Exam Technique: How to Answer a Law Problem Question
A step-by-step IRAC method for problem questions: spot the issues, state the rule with authority, apply the law to the facts, and reach a reasoned conclusion.
Problem questions reward application, not recall. The examiner already knows you can describe the law; they want to see you use it on a set of facts. IRAC (Issue, Rule, Application, Conclusion) is the structure that keeps your answer disciplined under time pressure.
Step 1: Spot the Issues
Read the facts twice. Each party, each event and each loss usually hides a legal issue. List them before you write, and deal with the most serious first. Marks are allocated per issue, so missing one is costly.
Step 2: State the Rule
For each issue, state the relevant rule and back it with authority: a statute section or a case. Keep it short. You are setting up the test you are about to apply, not writing an essay on the topic.

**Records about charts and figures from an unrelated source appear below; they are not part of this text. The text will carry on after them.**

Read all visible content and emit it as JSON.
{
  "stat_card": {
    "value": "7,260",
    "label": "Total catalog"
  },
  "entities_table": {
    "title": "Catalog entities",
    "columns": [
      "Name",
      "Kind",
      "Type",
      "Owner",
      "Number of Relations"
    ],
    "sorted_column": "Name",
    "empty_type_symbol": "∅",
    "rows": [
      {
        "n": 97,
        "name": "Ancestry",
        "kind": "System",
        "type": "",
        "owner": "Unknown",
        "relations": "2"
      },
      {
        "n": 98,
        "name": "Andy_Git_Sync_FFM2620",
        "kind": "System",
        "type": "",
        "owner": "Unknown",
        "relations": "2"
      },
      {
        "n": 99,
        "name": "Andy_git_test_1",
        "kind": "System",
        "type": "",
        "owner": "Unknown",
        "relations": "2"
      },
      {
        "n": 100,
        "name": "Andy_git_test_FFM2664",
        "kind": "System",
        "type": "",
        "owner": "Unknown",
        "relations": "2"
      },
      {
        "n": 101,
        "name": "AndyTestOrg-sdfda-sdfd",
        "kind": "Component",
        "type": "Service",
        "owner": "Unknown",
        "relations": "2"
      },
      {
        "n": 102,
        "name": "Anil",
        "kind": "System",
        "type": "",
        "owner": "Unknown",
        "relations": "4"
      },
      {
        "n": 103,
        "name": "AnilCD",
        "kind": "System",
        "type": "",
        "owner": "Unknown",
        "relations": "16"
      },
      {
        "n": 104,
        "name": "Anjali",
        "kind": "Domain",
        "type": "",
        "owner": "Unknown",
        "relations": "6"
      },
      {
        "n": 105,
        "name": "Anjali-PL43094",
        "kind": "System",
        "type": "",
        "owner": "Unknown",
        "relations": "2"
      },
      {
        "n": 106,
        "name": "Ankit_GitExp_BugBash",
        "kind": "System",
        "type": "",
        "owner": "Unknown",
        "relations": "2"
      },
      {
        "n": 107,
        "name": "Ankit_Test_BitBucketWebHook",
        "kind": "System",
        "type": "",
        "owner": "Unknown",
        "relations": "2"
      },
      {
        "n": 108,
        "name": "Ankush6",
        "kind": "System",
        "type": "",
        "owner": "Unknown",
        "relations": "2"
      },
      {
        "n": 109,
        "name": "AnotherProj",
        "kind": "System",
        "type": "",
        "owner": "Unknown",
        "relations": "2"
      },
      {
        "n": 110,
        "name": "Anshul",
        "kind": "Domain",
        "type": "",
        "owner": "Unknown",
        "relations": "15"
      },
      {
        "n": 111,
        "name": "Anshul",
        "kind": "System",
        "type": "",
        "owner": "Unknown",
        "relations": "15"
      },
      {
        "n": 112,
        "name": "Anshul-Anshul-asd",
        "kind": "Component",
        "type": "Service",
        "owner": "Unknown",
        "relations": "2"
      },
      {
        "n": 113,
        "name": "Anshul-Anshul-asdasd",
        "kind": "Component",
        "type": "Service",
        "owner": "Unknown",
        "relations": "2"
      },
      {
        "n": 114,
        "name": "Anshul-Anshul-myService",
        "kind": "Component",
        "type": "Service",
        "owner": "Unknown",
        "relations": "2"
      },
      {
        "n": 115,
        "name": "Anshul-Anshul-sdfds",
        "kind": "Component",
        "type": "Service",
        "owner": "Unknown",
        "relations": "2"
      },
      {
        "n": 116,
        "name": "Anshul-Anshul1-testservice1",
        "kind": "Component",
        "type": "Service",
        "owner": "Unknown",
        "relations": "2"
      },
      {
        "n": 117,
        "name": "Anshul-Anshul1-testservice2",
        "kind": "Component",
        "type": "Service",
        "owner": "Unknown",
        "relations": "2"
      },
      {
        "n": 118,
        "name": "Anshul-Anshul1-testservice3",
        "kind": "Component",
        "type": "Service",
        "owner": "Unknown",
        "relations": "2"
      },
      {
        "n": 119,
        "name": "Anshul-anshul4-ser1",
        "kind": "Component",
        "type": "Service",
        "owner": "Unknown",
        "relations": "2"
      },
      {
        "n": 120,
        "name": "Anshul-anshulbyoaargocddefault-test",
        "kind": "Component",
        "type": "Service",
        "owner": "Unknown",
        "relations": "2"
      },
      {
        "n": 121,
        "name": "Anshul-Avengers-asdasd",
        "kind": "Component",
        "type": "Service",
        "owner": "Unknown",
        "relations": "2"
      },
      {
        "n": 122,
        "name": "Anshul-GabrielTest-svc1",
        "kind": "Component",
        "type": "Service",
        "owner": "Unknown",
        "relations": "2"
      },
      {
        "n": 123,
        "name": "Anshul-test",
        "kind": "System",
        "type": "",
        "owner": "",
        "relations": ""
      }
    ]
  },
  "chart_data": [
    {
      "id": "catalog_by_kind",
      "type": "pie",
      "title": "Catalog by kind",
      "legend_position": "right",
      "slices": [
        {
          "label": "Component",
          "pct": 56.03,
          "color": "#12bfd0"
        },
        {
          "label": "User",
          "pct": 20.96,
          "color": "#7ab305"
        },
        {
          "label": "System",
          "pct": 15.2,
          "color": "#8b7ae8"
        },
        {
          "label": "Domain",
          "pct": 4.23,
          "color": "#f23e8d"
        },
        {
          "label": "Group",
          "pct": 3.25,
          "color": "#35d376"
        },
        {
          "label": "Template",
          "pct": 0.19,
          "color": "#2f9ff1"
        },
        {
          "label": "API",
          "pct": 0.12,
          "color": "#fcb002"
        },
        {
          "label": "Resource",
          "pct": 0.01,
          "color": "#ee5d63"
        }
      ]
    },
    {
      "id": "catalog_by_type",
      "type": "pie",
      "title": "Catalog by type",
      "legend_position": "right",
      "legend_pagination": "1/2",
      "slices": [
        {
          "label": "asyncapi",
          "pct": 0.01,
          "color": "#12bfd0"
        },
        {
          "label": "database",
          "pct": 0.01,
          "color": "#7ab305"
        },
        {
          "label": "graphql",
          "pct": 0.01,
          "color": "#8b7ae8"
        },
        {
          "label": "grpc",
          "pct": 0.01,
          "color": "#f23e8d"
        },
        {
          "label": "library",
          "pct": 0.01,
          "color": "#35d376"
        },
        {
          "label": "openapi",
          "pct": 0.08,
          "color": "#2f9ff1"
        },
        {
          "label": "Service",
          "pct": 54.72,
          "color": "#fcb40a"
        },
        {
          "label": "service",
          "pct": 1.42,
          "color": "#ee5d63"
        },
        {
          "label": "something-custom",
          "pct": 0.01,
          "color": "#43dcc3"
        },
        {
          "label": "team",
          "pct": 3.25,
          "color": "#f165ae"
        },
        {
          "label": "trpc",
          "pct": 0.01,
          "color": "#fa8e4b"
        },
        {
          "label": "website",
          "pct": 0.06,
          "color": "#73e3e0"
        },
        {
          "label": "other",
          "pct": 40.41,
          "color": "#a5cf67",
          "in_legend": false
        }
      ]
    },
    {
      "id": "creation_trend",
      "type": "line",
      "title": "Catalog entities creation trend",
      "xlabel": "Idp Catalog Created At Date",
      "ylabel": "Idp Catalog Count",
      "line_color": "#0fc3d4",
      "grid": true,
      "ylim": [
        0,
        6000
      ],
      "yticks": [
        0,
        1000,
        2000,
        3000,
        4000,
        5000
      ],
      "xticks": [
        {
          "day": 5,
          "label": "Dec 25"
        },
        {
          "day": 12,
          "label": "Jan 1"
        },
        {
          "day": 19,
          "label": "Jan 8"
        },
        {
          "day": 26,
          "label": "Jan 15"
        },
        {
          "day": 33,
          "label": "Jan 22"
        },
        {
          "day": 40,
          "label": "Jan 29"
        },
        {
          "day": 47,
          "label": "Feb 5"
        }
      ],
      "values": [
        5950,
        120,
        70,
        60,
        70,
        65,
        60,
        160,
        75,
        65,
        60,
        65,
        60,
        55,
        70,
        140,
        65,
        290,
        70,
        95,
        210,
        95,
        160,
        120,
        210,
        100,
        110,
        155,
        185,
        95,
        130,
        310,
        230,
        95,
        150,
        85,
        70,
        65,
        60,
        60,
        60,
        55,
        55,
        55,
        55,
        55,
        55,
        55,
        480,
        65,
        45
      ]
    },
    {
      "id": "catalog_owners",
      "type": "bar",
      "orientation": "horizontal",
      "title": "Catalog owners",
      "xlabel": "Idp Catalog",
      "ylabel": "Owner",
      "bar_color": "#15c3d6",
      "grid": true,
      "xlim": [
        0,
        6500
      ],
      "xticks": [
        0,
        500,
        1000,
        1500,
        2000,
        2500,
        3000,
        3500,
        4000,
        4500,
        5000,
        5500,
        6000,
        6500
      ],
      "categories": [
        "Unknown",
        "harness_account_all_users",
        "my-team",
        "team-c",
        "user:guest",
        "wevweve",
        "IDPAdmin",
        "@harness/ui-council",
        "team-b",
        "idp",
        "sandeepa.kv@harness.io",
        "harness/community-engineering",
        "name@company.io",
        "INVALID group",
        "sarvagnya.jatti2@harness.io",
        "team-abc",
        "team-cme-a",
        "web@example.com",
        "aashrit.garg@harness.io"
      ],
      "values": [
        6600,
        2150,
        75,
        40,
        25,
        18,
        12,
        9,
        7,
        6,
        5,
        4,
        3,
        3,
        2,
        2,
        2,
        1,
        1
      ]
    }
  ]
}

Step 3: Apply to the Facts
This is where the marks live. Take the rule and run the specific facts through it, arguing both sides where the answer is genuinely arguable. Use the facts by name. "Because the warning was hidden behind a shelf" earns marks; "the duty was breached" on its own does not.
Step 4: Conclude
Reach a clear, reasoned conclusion on each issue, then a short overall conclusion. A confident "on balance, X is liable because..." beats sitting on the fence. The examiner rewards a defensible answer, not a perfect one.
A Mini Worked Example
Issue: is the shop liable in negligence (or under the Occupiers' Liability Act 1957)? Rule: an occupier owes lawful visitors the common duty of care. Application: a wet floor with no warning is an unsafe state of the premises that a reasonable occupier would have signed or cordoned. Conclusion: the shop is likely liable, subject to any contributory negligence.
Common Mistakes
Conclusion
IRAC is simple, which is its strength. Spot every issue, state each rule with authority, apply it to the named facts, and conclude with conviction. Practise the loop until it is second nature, and problem questions stop being intimidating.